Part 13. Tadi Malam

54.8K 3.9K 210
                                    

Pagi yang cerah.

Tapi, Iinas bangun dengan tubuh yang rasanya mau rontok. Pinggangnya rentak, kakinya ngilu hingga kebas. Bukan karena diapa-apain sama Abi, tapi efek pesta pernikahannya semalam.

Iinas lihat sekeliling, Abi nggak ada di kamar itu. Tadi malam, setelah Iinas ganti dengan piyama, Iinas berencana menunggu Abi. Tapi, baru tiga puluh menit nunggu, Iinas udah nggak kuat. Matanya nggak mau lagi diajak kompromi. Pokoknya tidur aja.

Iinas juga nggak tau kapan Abi balik. Atau, malah nggak balik ke kamar? Ah, nggak tau deh semalam Abi bobok dimana. Iinas emang beneran berasa kayak orang mati. Nggak kerasa apapun pas tidur. Mimpi aja enggak.

Yah, padahal Iinas udah ngarep tidur dipelukan suaminya. Duh, Iinas murahan banget nggak sih? Masak baru kenal udah pengen dipeluk aja. Kayaknya konslet otak Iinas.

Iinas bangun, udah jam 06.28 tapi dia belum sholat subuh. Astaghfirullah, Iinas mengucap ampun dalam hatinya. Semoga Allah senantiasa mengampuni dosanya yang menumpuk.

"Bisa jalan?" tanya sebuah suara yang datang entah dari mana.

"Mas Abi? Dari mana?" tanya Iinas. Perasaan tadi dia nggak dengar ada yang buka pintu. "Kok subuh saya nggak dibangunin?"

"Kita pulang setelah sarapan." kata Abi datar. Mengabaikan pertanyaan Iinas. Abi malah duduk di sofa membelakangi istrinya.

Iinas kesal, kalau aja surga nggak berada di bawah telapak kaki suami, udah Iinas lempar tuh si Abi pakai guling. Diajak ngobrol baik-baik, malah begitu. Iinas kan ingin mencoba membangun hubungan baik dengan suaminya itu. Mau sampai kapan mereka kayak orang nggak kenal gini. Udah sah loh mereka, di mata hukum, terutama di mata Tuhan. Pernikahannya bukan main-main.

Iinas mengabaikan si Batu Kali. Membuka selimut, dan menurunkan kakinya. Mencoba menapak ke dinginnya lantai dan menuntaskan hajat paginya. Matahari terus naik, Iinas nggak mau makin telat sujud menghadap tuhannya.

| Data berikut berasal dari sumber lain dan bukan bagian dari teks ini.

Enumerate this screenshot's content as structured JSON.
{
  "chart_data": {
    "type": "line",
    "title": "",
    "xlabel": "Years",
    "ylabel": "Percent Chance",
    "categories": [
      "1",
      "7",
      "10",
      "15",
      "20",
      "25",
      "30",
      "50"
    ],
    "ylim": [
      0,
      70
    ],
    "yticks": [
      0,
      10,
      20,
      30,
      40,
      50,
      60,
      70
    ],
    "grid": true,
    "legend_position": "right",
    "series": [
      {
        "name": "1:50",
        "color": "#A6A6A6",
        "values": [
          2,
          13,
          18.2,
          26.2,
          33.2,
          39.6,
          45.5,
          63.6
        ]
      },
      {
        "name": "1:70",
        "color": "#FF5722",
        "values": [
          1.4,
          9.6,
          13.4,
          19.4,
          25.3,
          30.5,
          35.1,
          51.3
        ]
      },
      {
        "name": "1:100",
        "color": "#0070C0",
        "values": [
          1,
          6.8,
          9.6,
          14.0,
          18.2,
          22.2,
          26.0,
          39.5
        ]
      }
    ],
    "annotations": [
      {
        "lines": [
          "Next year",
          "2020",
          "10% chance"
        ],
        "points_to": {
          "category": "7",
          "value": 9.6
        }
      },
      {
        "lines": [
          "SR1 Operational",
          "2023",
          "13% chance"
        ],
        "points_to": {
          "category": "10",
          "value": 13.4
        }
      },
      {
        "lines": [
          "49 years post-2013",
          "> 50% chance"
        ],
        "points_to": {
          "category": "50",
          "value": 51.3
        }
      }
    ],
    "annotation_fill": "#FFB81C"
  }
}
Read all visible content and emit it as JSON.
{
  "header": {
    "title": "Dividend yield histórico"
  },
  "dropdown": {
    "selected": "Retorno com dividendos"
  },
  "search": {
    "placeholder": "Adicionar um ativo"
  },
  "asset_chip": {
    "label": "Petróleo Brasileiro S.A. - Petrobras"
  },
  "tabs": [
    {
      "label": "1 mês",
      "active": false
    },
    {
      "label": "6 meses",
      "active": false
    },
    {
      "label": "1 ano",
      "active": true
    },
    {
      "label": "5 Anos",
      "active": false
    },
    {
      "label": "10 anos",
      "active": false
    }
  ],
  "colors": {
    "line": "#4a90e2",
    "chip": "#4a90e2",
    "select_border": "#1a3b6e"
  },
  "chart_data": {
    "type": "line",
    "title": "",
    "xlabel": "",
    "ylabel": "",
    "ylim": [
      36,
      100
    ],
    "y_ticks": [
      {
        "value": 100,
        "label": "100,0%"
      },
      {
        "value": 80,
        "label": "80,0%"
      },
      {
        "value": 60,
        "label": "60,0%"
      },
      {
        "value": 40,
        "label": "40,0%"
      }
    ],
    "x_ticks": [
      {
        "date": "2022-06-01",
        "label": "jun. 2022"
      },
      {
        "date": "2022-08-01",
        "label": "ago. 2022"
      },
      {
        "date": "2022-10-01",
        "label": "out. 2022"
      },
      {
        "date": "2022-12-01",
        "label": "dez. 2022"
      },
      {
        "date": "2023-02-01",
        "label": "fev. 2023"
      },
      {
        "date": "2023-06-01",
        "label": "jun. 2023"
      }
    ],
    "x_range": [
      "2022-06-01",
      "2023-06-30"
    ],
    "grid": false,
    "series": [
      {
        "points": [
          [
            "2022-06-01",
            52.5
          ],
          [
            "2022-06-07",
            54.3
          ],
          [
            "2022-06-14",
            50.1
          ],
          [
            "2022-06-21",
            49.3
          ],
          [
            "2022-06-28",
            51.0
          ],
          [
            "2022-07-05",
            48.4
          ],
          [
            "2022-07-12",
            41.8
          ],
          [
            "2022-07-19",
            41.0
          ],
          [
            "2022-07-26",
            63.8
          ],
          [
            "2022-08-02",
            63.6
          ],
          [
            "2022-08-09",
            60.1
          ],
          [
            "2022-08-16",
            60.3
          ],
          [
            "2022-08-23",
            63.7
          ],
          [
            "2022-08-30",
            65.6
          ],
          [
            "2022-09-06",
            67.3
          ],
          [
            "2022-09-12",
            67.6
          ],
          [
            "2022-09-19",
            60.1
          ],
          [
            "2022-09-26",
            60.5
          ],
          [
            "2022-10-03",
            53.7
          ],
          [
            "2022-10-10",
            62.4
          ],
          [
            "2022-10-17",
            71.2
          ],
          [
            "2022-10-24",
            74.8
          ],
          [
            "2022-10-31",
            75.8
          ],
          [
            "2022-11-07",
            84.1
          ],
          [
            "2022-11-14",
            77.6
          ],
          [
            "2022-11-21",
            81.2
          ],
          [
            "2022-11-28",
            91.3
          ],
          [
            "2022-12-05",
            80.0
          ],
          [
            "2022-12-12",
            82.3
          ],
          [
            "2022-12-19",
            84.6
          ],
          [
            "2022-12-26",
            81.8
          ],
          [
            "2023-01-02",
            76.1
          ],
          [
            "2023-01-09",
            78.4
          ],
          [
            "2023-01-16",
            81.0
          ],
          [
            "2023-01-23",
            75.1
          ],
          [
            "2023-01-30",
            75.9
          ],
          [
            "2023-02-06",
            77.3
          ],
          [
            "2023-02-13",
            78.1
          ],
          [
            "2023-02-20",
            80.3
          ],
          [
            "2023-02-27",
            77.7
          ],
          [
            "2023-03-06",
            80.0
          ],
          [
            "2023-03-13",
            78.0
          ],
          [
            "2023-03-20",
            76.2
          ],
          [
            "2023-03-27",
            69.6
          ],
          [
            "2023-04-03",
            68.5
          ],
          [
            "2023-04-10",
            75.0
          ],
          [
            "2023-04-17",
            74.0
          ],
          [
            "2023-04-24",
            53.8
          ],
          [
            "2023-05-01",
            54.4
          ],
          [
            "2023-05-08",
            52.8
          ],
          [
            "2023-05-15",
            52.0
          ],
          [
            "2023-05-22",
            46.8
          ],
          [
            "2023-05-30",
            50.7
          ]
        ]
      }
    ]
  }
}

Baru mau berdiri, Iinas udah meringis. Kakinya sakit banget. Ah, cuma nikah gitu aja kenapa sampai jadi kayak gini sih? Iinas udah ngerasa jadi pesakitan yang nggak bisa jalan.

Dengan tertatih, Iinas jalan ke kamar mandi. Lututnya udah mau nempel aja ke lantai. Katakan Iinas lebay, tapi beneran, kaki Iinas sakit banget. Udah mau nangis aja dia. Mana nggak ada yang merhatiin lagi. Punya suami juga nggak ada gunanya.  Malah enak-enakan baca koran. Padahal istrinya kesusahan cuma buat jalan ke kamar mandi.

Belum selesai Iinas mengumpat, dan baru tiga langkah dia berjalan, tubuhnya berasa melayang lagi.

Demi apa Mas Abi gendong Iinas lagi??

Segala umpatan Iinas menguap seketika. Pipinya memerah, senyumnya udah mau merekah. Untung Iinas bisa tahan. Tangannya langsung memeluk leher Abi, tapi wajahnya nunduk. Iinas malu.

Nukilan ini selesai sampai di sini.